My experiences with Bob began about the same time at 3UZ where he recruited me as a regular guest on evening shows.

Bob also did voiceovers, commercials and station IDS for Nu Country at Beer Can Hill (aka Ruckers Hill) - up the road from where he lived with his mum in the Beer Can Hill delta.

My radio birth was at 10 on 3YB in Warrnambool where I guested on Red Cross Calling with my aunt Thelma - local Red Cross head honcho.

I graduated to guest roles on 7BU - Burnie - as a Launceston Examiner cadet journalist with Bob's peers including latter day Minister For Police, Jim Cox and my other radio flat mates Rod Stone and Greg Smith.

And later, while on the now defunct Sydney Daily Mirror from 1980-85, I was a regular guest on Malcolm T Elliott's 2UE radio show and Donnie Sutherland's TV shows.

On my return to Melbourne in the eighties I co-hosted country music flag bearer High In The Saddle on 3RRR-FM for 10 years, four months, and later presented the show of the same name on 3PBS-FM for two years.

That enabled me to learn valuable lessons from Bob - never drop your voice at the end of sentences and don't come out of an ad break with a ballad.

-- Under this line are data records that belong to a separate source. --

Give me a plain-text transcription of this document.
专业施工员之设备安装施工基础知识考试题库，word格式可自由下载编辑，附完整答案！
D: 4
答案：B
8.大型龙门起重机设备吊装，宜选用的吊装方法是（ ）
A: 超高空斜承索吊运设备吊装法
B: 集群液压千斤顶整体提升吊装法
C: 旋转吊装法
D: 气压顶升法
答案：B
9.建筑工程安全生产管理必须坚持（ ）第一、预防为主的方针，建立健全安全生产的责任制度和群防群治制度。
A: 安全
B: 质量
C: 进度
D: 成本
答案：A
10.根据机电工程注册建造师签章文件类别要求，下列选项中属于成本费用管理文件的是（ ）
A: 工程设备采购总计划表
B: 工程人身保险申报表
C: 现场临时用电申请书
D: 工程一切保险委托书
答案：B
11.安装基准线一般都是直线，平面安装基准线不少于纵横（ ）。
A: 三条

I must have passed as I was a regular guest on his Stereo 974 FM shows for many years.

John Paige & Bob Taylor

But because of COVID-19 there will be no public farewell for our much loved radio mentor.

The funeral will be held online on July 28 from 12.25pm to 1.35pm at Fawkner Cemetery Crick Chapel.

His ashes will be deposited in his mother's grave at Fawkner Cemetery where we bid adios to her in 1998.